ブリタニカ国際大百科事典 小項目事典 「経済発展」の意味・わかりやすい解説
経済発展
けいざいはってん
economic development
経済学の多くの概念と同様,発展途上諸国の明確な定義はない。とはいえ,広義では一般に国民1人あたりの所得水準が国の繁栄と経済発展のレベルを示す指標とみられている。発展途上諸国の間でも非常に大きな違いがあるため,特定の国の発展が遅れている理由と経済構造を変える最も効果的な方法について一般的な結論を下すのはむずかしい。先進国と発展途上国の間にみられる所得水準の違いは,人間の力ではどうしようもない条件 (天然資源,気候など) によるものばかりではないとされているため,すべての国家は発展できる潜在能力をもっていることになる。したがって,開発経済学の課題は潜在能力を最もうまく実現する方法を決定することである。反対に,開発経済学には低開発の主要な原因と兆候に関する研究が含まれる。発展途上諸国の間には大きな違いがあるが,共通した特徴も少くない。発展途上国の大半は,第1次産業 (農業や採取) が国家収入の大半を占めており,数少い種類の生産品が大きな割合を占めていることもままある。第2次産業の活動の水準と範囲はきわめて低く,技術的な未発達を特徴としている。こうした国の大半は大量の余剰人口 (失業ないし不完全就業状態) をかかえ,人口増加率も高い。もう一つの共通した特徴は,貧弱な道路網や輸送網,灌漑設備の欠如といったインフラストラクチャーの不備である。同様に,技術や教育面での人的資源の低開発と経済・金融機関の弱さも重要である。第2次世界大戦以来,先進国と発展途上国が従う開発政策は,ともに問題の経済に欠けている要素を注入することによって状況を変えようとしてきた。このアプローチの好例は,新しい産業部門の建設である。それによって発展途上国の少数の1次産品への依存が緩和されるだけではなく,技術資源や収入を増大させることができる,との考えに基づいていた。大規模な工業化計画には国内の資本資源では一般に不十分であるので,海外投資,国債,政府補助金などの形で外国の資金が大量に導入された。その結果,1950年以来,多くの発展途上国で工業開発が行われた。また,大量の国内外の資本がインフラ開発に投入され,技術をもち訓練された人員の数をふやし質を高めるための計画が立案された。同時に,先進国では発展途上国に有益な世界貿易のシステムを確立すべきであるという声が高まった。こうした方策には,おもな1次産品の価格変動を小さくしたり,途上国で新設された産業の製造品の輸出に特恵待遇を与えることなどが含まれる。

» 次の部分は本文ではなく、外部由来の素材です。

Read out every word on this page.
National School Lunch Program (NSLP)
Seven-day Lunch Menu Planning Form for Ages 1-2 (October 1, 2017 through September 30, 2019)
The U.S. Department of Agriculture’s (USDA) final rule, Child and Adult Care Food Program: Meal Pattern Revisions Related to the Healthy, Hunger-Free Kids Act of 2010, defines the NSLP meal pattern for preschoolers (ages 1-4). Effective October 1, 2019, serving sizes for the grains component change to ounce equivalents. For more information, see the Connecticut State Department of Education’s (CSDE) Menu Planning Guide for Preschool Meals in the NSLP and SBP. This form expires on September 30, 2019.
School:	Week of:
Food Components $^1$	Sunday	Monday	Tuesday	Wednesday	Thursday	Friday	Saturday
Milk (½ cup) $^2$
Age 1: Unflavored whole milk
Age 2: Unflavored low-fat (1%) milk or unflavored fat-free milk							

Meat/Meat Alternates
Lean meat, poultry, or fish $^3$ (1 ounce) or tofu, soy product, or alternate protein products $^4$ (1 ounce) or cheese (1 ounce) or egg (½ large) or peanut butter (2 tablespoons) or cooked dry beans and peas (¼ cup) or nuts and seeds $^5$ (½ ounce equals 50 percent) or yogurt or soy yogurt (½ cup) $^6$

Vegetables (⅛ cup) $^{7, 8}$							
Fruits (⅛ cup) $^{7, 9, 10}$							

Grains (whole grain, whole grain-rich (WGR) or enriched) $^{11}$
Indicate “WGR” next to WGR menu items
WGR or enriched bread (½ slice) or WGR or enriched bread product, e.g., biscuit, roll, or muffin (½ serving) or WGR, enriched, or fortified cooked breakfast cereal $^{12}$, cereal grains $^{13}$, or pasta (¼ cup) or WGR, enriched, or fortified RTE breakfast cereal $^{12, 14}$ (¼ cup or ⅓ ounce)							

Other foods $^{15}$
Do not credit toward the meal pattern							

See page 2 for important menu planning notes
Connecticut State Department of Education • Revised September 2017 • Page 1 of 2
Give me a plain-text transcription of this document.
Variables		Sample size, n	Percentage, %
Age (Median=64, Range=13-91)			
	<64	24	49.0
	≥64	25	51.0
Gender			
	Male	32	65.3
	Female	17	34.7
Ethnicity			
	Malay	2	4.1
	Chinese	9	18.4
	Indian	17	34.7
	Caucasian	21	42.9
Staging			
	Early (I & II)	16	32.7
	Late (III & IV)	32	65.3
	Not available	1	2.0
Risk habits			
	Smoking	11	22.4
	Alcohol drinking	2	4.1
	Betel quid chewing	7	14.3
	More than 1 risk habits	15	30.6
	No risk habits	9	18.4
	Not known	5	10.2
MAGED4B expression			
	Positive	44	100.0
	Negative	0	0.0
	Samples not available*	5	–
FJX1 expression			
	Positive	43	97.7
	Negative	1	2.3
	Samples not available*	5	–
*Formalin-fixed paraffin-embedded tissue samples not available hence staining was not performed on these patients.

このような政策が経済成長に役立ったことはほぼ疑いはないが,全般的な結果は総じて期待はずれであった。工業化の強調は複雑な製造工場の発達につながるが,熟練工と十分で確実な国内市場と輸出市場を欠いていたため成功しなかった。そのうえ,その種の産業は労働集約的というより資本集約的であるため,大量の雇用を生み出す効果はなかった。もう一つの結果は,資源が大規模な工業プロジェクトや高速道路,空港などのインフラ整備に振向けられたために,国民の大多数が依存する伝統的な経済分野の資金が不足し,ほとんど発展がみられなかったことである。教育の大変革計画は,経済が十分に吸収できない高学歴者を大量に生み出すことになった。もう一つの深刻で継続的な問題は,人口増加率の抑制に失敗したことであった。要するに,発展途上の非石油産出国では 1970年代に国民所得のある程度の成長がみられたが,急速な人口増加によって1人あたりの国民所得の成長はわずかにとどまった。同時に,多くの発展途上国は,高失業率,国際収支の赤字,対外債務の増大などを伴う深刻な経済の構造的不均衡に依然として直面している。したがって,大規模な資本投資計画によって途上国に先進国の経済構造を再現する試みは,発展を達成する最も効果的な方法ではないと広く認められている。